Alternative strategies to optimizing supportive care for EVD are needed. An obvious mortality benefit was also absent in prior uncontrolled studies assessing supportive care for EVD in NHPs [8, 10]. However, the 1000-PFU intramuscular Kikwit model, which is nearly 100% fatal in NHPs over a course of a week, may not be ideal to demonstrate supportive care therapies. Alternative exposure methods that lead to a more prolonged disease course, such as intranasal exposure or low-dose intramuscular challenge, may be better suited for evaluating supportive care [9, 24, 25]. In addition, optimization of supportive care should be evaluated together with antibody-based therapeutics or novel small-molecule antivirals initiated after the onset of clinical disease, which would more closely approximate the human clinical experience.

The current study had multiple limitations owing to the complexity of administering advanced supportive treatment in a high-containment laboratory. These algorithms were complex and designed to optimize treatment outcomes and to simulate real world management. This led to heterogeneity of treatment dosing, duration, and onset after inoculation. It is possible that unmeasured confounders were introduced in the study during NHP reassignments. Because of technical difficulties in the ICU-like groups, sample size decreased, limiting conclusions from comparisons. Owing to technical and biosafety considerations, research staff members were not blinded to assignment. However, experiences during the study led to further refinements and improvements in delivery of supportive care in our NHP model.

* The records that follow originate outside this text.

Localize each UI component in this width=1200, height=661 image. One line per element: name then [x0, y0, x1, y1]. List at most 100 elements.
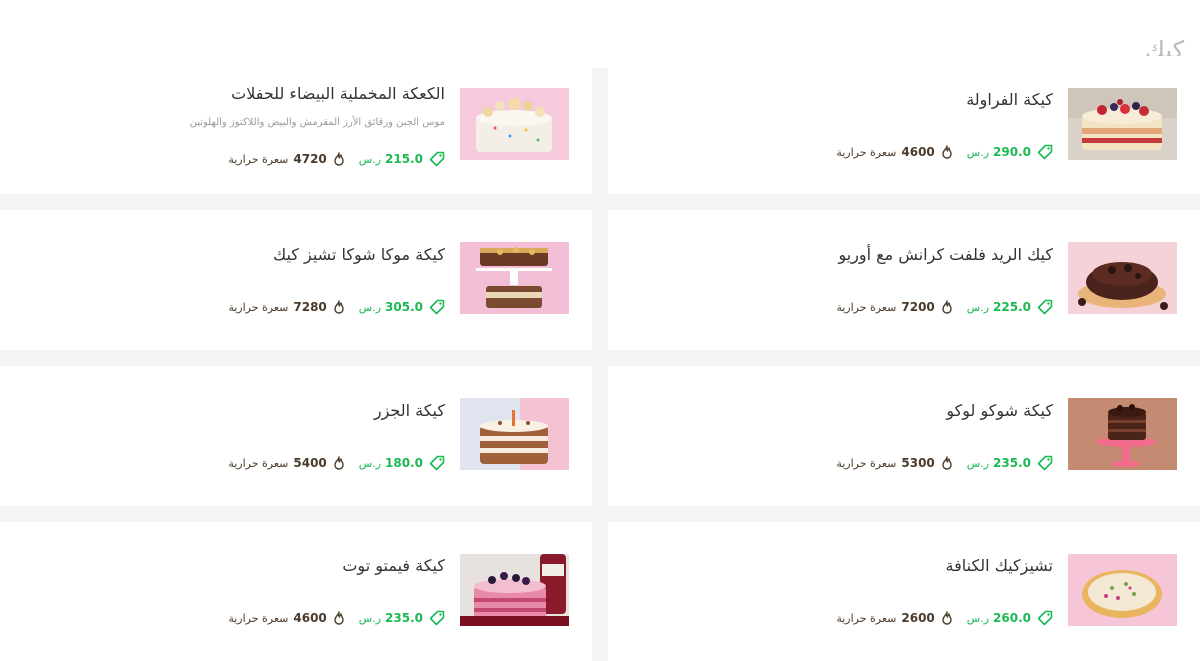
calories-label: سعرة حرارية — [836, 611, 897, 625]
product-card[interactable]: كيكة الفراولة 290.0 ر.س 4600 سعرة حرارية — [608, 56, 1200, 194]
product-name: كيكة فيمتو توت — [342, 556, 445, 575]
product-meta: 260.0 ر.س 2600 سعرة حرارية — [836, 610, 1053, 626]
calories: 4720 سعرة حرارية — [228, 152, 344, 166]
product-image-red-velvet-oreo-cake — [1068, 242, 1177, 314]
tag-icon — [429, 610, 445, 626]
price-value: 290.0 — [993, 145, 1031, 159]
product-name: تشيزكيك الكنافة — [945, 556, 1053, 575]
product-card[interactable]: كيكة الجزر 180.0 ر.س 5400 سعرة حرارية — [0, 366, 592, 506]
tag-icon — [429, 299, 445, 315]
price: 290.0 ر.س — [967, 144, 1053, 160]
calories: 2600 سعرة حرارية — [836, 611, 952, 625]
calories-label: سعرة حرارية — [836, 145, 897, 159]
flame-icon — [334, 152, 344, 166]
flame-icon — [334, 456, 344, 470]
price-value: 260.0 — [993, 611, 1031, 625]
product-name: كيكة الجزر — [373, 401, 445, 420]
currency: ر.س — [966, 456, 990, 470]
tag-icon — [1037, 144, 1053, 160]
product-card[interactable]: كيكة موكا شوكا تشيز كيك 305.0 ر.س 7280 س… — [0, 210, 592, 350]
product-name: كيك الريد فلفت كرانش مع أوريو — [838, 245, 1053, 264]
calories-label: سعرة حرارية — [228, 611, 289, 625]
product-description: موس الجبن ورقائق الأرز المقرمش والبيض وا… — [189, 117, 445, 128]
price: 225.0 ر.س — [967, 299, 1053, 315]
flame-icon — [942, 300, 952, 314]
product-meta: 235.0 ر.س 4600 سعرة حرارية — [228, 610, 445, 626]
calories: 4600 سعرة حرارية — [836, 145, 952, 159]
price: 305.0 ر.س — [359, 299, 445, 315]
price-value: 215.0 — [385, 152, 423, 166]
product-image-carrot-cake — [460, 398, 569, 470]
product-image-mocha-cheesecake — [460, 242, 569, 314]
calories: 7200 سعرة حرارية — [836, 300, 952, 314]
flame-icon — [334, 611, 344, 625]
calories-value: 2600 — [901, 611, 935, 625]
product-image-vimto-berry-cake — [460, 554, 569, 626]
product-card[interactable]: كيكة فيمتو توت 235.0 ر.س 4600 سعرة حراري… — [0, 522, 592, 661]
product-card[interactable]: كيكة شوكو لوكو 235.0 ر.س 5300 سعرة حراري… — [608, 366, 1200, 506]
product-meta: 215.0 ر.س 4720 سعرة حرارية — [228, 151, 445, 167]
currency: ر.س — [966, 611, 990, 625]
calories-value: 7200 — [901, 300, 935, 314]
calories-value: 4600 — [293, 611, 327, 625]
price: 235.0 ر.س — [359, 610, 445, 626]
product-image-white-velvet-cake — [460, 88, 569, 160]
tag-icon — [1037, 299, 1053, 315]
calories: 4600 سعرة حرارية — [228, 611, 344, 625]
calories-value: 4720 — [293, 152, 327, 166]
product-meta: 305.0 ر.س 7280 سعرة حرارية — [228, 299, 445, 315]
product-card[interactable]: كيك الريد فلفت كرانش مع أوريو 225.0 ر.س … — [608, 210, 1200, 350]
top-bar — [0, 0, 1200, 34]
flame-icon — [942, 456, 952, 470]
calories-value: 5300 — [901, 456, 935, 470]
currency: ر.س — [358, 456, 382, 470]
product-meta: 225.0 ر.س 7200 سعرة حرارية — [836, 299, 1053, 315]
price-value: 225.0 — [993, 300, 1031, 314]
currency: ر.س — [358, 152, 382, 166]
calories: 7280 سعرة حرارية — [228, 300, 344, 314]
product-image-choco-loco-cake — [1068, 398, 1177, 470]
flame-icon — [942, 611, 952, 625]
product-image-strawberry-cake — [1068, 88, 1177, 160]
currency: ر.س — [966, 145, 990, 159]
product-name: كيكة موكا شوكا تشيز كيك — [272, 245, 445, 264]
product-meta: 290.0 ر.س 4600 سعرة حرارية — [836, 144, 1053, 160]
product-card[interactable]: تشيزكيك الكنافة 260.0 ر.س 2600 سعرة حرار… — [608, 522, 1200, 661]
product-meta: 180.0 ر.س 5400 سعرة حرارية — [228, 455, 445, 471]
tag-icon — [429, 151, 445, 167]
price: 215.0 ر.س — [359, 151, 445, 167]
product-name: كيكة الفراولة — [966, 90, 1053, 109]
tag-icon — [1037, 455, 1053, 471]
calories-value: 5400 — [293, 456, 327, 470]
price: 180.0 ر.س — [359, 455, 445, 471]
price-value: 305.0 — [385, 300, 423, 314]
calories-value: 7280 — [293, 300, 327, 314]
currency: ر.س — [966, 300, 990, 314]
product-grid: كيكة الفراولة 290.0 ر.س 4600 سعرة حرارية — [0, 56, 1200, 661]
calories-label: سعرة حرارية — [228, 300, 289, 314]
flame-icon — [334, 300, 344, 314]
calories-label: سعرة حرارية — [836, 456, 897, 470]
tag-icon — [1037, 610, 1053, 626]
price: 260.0 ر.س — [967, 610, 1053, 626]
price-value: 235.0 — [993, 456, 1031, 470]
price: 235.0 ر.س — [967, 455, 1053, 471]
flame-icon — [942, 145, 952, 159]
menu-page: كيك كيكة الفراولة 290.0 ر.س 4600 سعرة حر… — [0, 0, 1200, 661]
currency: ر.س — [358, 300, 382, 314]
product-name: كيكة شوكو لوكو — [946, 401, 1053, 420]
calories: 5300 سعرة حرارية — [836, 456, 952, 470]
tag-icon — [429, 455, 445, 471]
calories-label: سعرة حرارية — [228, 456, 289, 470]
product-meta: 235.0 ر.س 5300 سعرة حرارية — [836, 455, 1053, 471]
calories-label: سعرة حرارية — [228, 152, 289, 166]
price-value: 235.0 — [385, 611, 423, 625]
product-name: الكعكة المخملية البيضاء للحفلات — [231, 84, 445, 103]
product-card[interactable]: الكعكة المخملية البيضاء للحفلات موس الجب… — [0, 56, 592, 194]
currency: ر.س — [358, 611, 382, 625]
product-image-kunafa-cheesecake — [1068, 554, 1177, 626]
price-value: 180.0 — [385, 456, 423, 470]
calories-label: سعرة حرارية — [836, 300, 897, 314]
calories-value: 4600 — [901, 145, 935, 159]
calories: 5400 سعرة حرارية — [228, 456, 344, 470]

Further research with supportive care in EVD could build on our findings to optimize components of study design. Expert guidelines for optimal ICU-like care management for viral hemorrhagic fevers have evolved over the past decade, as more clinical information has been obtained and standards of care have improved [3, 6]. Well-designed prospective observational studies, which collect clinical data in greater granularity, are needed to evaluate optimal management approaches and to ensure the NHP model is clinically translatable. Moreover, these results suggest a need to further refine the supportive care animal model for filovirus diseases and argue for the importance of antiviral treatments in addition to optimized supportive care. Recent progress with monoclonal antibody products for EVD has been encouraging, but more research is needed for enhanced supportive care.

Supplementary Data

Supplementary materials are available at The Journal of Infectious Diseases online. Consisting of data provided by the authors to benefit the reader, the posted materials are not copyedited and are the sole responsibility of the authors, so questions or comments should be addressed to the corresponding author.

Notes

Presented in part: ASTMH 67th Annual Meeting, New Orleans, Louisiana, USA, 28 October–1 November 2018; ASTMH 68th Annual Meeting, National Harbor, Maryland, USA, 20–24 November 2019.

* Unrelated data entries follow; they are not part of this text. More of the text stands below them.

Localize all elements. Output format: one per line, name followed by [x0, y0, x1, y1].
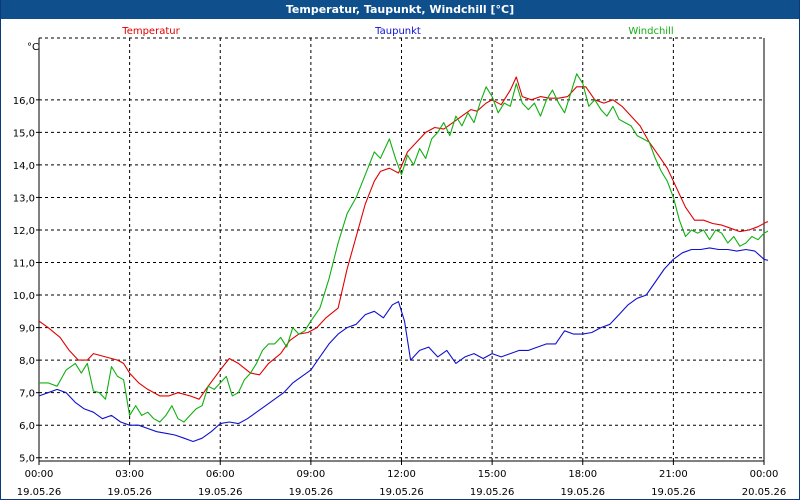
x-tick-time-label: 09:00: [296, 469, 325, 480]
x-tick-date-label: 19.05.26: [17, 487, 62, 498]
x-tick-date-label: 19.05.26: [470, 487, 515, 498]
tick-labels: 5,0 6,0 7,0 8,0 9,0 10,0 11,0 12,0 13,0 14,0 15,0 1…: [13, 42, 787, 498]
line-chart: Temperatur Taupunkt Windchill 5,0 6,0 7,0 8,0…: [13, 26, 787, 498]
y-tick-label: 13,0: [13, 193, 35, 204]
x-tick-date-label: 19.05.26: [289, 487, 334, 498]
x-tick-time-label: 15:00: [478, 469, 507, 480]
y-tick-label: 16,0: [13, 96, 35, 107]
legend: Temperatur Taupunkt Windchill: [121, 26, 673, 37]
series-line-taupunkt: [39, 247, 768, 443]
window-title: Temperatur, Taupunkt, Windchill [°C]: [1, 0, 799, 19]
x-tick-time-label: 06:00: [206, 469, 235, 480]
x-tick-time-label: 00:00: [750, 469, 779, 480]
y-tick-label: 6,0: [19, 421, 35, 432]
y-tick-label: 15,0: [13, 128, 35, 139]
x-tick-time-label: 00:00: [25, 469, 54, 480]
y-tick-label: 7,0: [19, 389, 35, 400]
x-tick-date-label: 19.05.26: [198, 487, 243, 498]
x-tick-time-label: 18:00: [568, 469, 597, 480]
y-tick-label: 10,0: [13, 291, 35, 302]
x-tick-date-label: 19.05.26: [107, 487, 152, 498]
x-tick-time-label: 12:00: [387, 469, 416, 480]
series-line-windchill: [39, 73, 768, 423]
x-tick-time-label: 03:00: [115, 469, 144, 480]
x-tick-date-label: 19.05.26: [651, 487, 696, 498]
chart-window: Temperatur, Taupunkt, Windchill [°C] Tem…: [0, 0, 800, 500]
y-axis-unit-label: °C: [27, 42, 39, 53]
x-tick-date-label: 20.05.26: [742, 487, 787, 498]
y-tick-label: 12,0: [13, 226, 35, 237]
grid-lines: [39, 37, 764, 461]
x-tick-date-label: 19.05.26: [560, 487, 605, 498]
series-line-temperatur: [39, 76, 768, 400]
legend-entry-taupunkt: Taupunkt: [374, 26, 421, 37]
y-tick-label: 14,0: [13, 161, 35, 172]
y-tick-label: 11,0: [13, 259, 35, 270]
y-tick-label: 5,0: [19, 454, 35, 465]
y-tick-label: 8,0: [19, 356, 35, 367]
series-layer: [39, 73, 768, 443]
legend-entry-windchill: Windchill: [628, 26, 673, 37]
axes: [36, 38, 765, 465]
x-tick-time-label: 21:00: [659, 469, 688, 480]
x-tick-date-label: 19.05.26: [379, 487, 424, 498]
y-tick-label: 9,0: [19, 324, 35, 335]
legend-entry-temperatur: Temperatur: [121, 26, 180, 37]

Acknowledgment. A. P. C. thanks Laura Gomba, Sagrario Espinal, and Brian Sauerbry for logistical support necessary to complete this study, and Travis K. Warren, PhD, for his mentorship during protocol development.

Disclaimer. The funders had no role in the design of the study; in the collection, analyses, or interpretation of data; in the writing of the manuscript; or in the decision to publish the results.

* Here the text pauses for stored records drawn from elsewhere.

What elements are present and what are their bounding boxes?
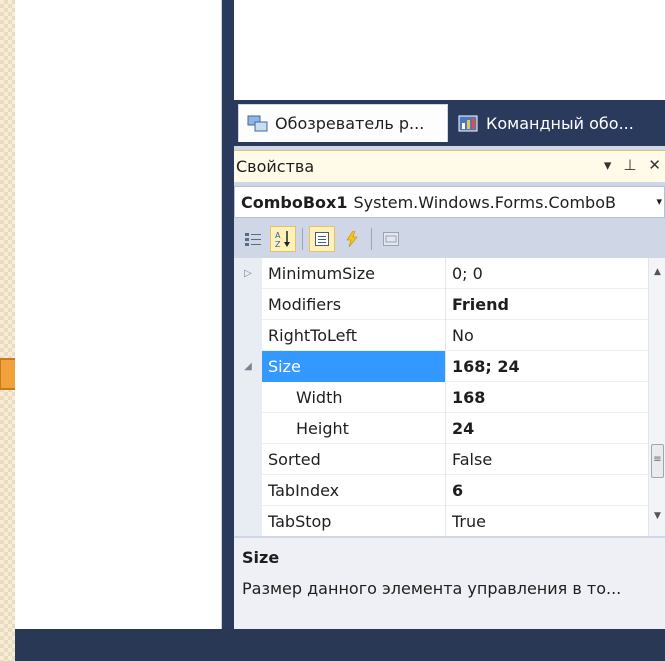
property-value[interactable]: No — [446, 326, 474, 345]
property-name: TabIndex — [268, 480, 340, 500]
property-name: Width — [296, 387, 343, 407]
editor-area — [234, 0, 665, 100]
property-value[interactable]: True — [446, 512, 486, 531]
scroll-down-icon[interactable]: ▼ — [649, 508, 665, 525]
row-gutter — [234, 474, 262, 506]
property-row-size[interactable]: ◢ Size 168; 24 — [234, 350, 648, 382]
collapse-triangle-icon[interactable]: ◢ — [234, 350, 262, 382]
property-row-righttoleft[interactable]: RightToLeft No — [234, 319, 648, 351]
property-name: TabStop — [268, 511, 332, 531]
scrollbar-thumb[interactable]: ≡ — [651, 444, 664, 478]
tool-window-tabs: Обозреватель р... Командный обо... — [234, 100, 665, 146]
property-row-tabindex[interactable]: TabIndex 6 — [234, 474, 648, 506]
property-value[interactable]: 6 — [446, 481, 463, 500]
scroll-up-icon[interactable]: ▲ — [649, 264, 665, 281]
property-value[interactable]: False — [446, 450, 492, 469]
categorized-button[interactable] — [240, 226, 266, 252]
property-pages-icon — [383, 232, 399, 246]
categorized-icon — [245, 233, 261, 246]
object-selector-dropdown[interactable]: ComboBox1 System.Windows.Forms.ComboB ▾ — [234, 186, 665, 218]
property-row-minimumsize[interactable]: ▷ MinimumSize 0; 0 — [234, 258, 648, 289]
alphabetical-button[interactable]: A Z — [270, 226, 296, 252]
row-gutter — [234, 443, 262, 475]
row-gutter — [234, 381, 262, 413]
svg-text:A: A — [275, 231, 281, 240]
property-name: Height — [296, 418, 349, 438]
properties-title-bar: Свойства ▾ ⊥ ✕ — [234, 150, 665, 182]
properties-view-button[interactable] — [309, 226, 335, 252]
close-icon[interactable]: ✕ — [648, 156, 661, 174]
ide-screenshot: Обозреватель р... Командный обо... Свойс… — [15, 0, 665, 661]
toolbar-separator — [302, 228, 303, 250]
property-row-height[interactable]: Height 24 — [234, 412, 648, 444]
property-value[interactable]: 24 — [446, 419, 474, 438]
svg-text:Z: Z — [275, 240, 281, 248]
row-gutter — [234, 412, 262, 444]
toolbar-separator — [371, 228, 372, 250]
properties-list-icon — [315, 232, 329, 246]
tab-team-explorer[interactable]: Командный обо... — [452, 104, 665, 142]
properties-title: Свойства — [236, 157, 315, 176]
tab-label: Обозреватель р... — [275, 114, 425, 133]
bottom-bar — [15, 629, 665, 661]
solution-explorer-icon — [247, 115, 268, 131]
property-name: Modifiers — [268, 294, 342, 314]
property-grid: ▷ MinimumSize 0; 0 Modifiers Friend Righ… — [234, 258, 665, 536]
property-row-sorted[interactable]: Sorted False — [234, 443, 648, 475]
expand-triangle-icon[interactable]: ▷ — [234, 258, 262, 289]
team-explorer-icon — [458, 115, 478, 132]
properties-toolbar: A Z — [234, 222, 665, 256]
property-name: MinimumSize — [268, 263, 375, 283]
vertical-scrollbar[interactable]: ▲ ≡ ▼ — [648, 258, 665, 536]
row-gutter — [234, 288, 262, 320]
tab-solution-explorer[interactable]: Обозреватель р... — [238, 104, 448, 142]
description-text: Размер данного элемента управления в то.… — [242, 579, 622, 598]
property-row-tabstop[interactable]: TabStop True — [234, 505, 648, 536]
property-name: Size — [262, 350, 445, 382]
object-type: System.Windows.Forms.ComboB — [353, 192, 616, 212]
lightning-icon — [346, 231, 358, 247]
window-position-dropdown-icon[interactable]: ▾ — [604, 156, 612, 174]
property-value[interactable]: 168 — [446, 388, 485, 407]
property-pages-button[interactable] — [378, 226, 404, 252]
property-row-modifiers[interactable]: Modifiers Friend — [234, 288, 648, 320]
description-title: Size — [242, 548, 280, 567]
events-button[interactable] — [339, 226, 365, 252]
property-name: RightToLeft — [268, 325, 358, 345]
designer-surface — [15, 0, 222, 629]
properties-window: Свойства ▾ ⊥ ✕ ComboBox1 System.Windows.… — [234, 146, 665, 629]
object-name: ComboBox1 — [241, 192, 348, 212]
row-gutter — [234, 505, 262, 536]
sort-az-icon: A Z — [275, 231, 290, 248]
property-value[interactable]: 168; 24 — [446, 357, 520, 376]
property-value[interactable]: Friend — [446, 295, 509, 314]
chevron-down-icon: ▾ — [656, 195, 662, 208]
property-value[interactable]: 0; 0 — [446, 264, 483, 283]
row-gutter — [234, 319, 262, 351]
property-name: Sorted — [268, 449, 321, 469]
description-pane: Size Размер данного элемента управления … — [234, 536, 665, 629]
pin-icon[interactable]: ⊥ — [623, 156, 636, 174]
tab-label: Командный обо... — [486, 113, 634, 133]
property-row-width[interactable]: Width 168 — [234, 381, 648, 413]
property-rows: ▷ MinimumSize 0; 0 Modifiers Friend Righ… — [234, 258, 648, 536]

Financial support. This work was supported by the Joint Project Manager Medical Countermeasure Systems BioDefense Therapeutics (JPM-MCS-BDTX) and the National Institutes of Health (grant T32 HL116275 to P. W. B.).

Potential conflicts of interest. M. G. K. is chair of the Scientific Advisory Board of Integrum Scientifics. All other authors report no potential conflicts. All authors have submitted the ICMJE Form for Disclosure of Potential Conflicts of Interest. Conflicts that the editors consider relevant to the content of the manuscript have been disclosed.

Disclaimer: Opinions, interpretations, conclusions, and recommendations are those of the authors and are not necessarily endorsed by the US Armed Forces or the University of Nebraska Medical Center.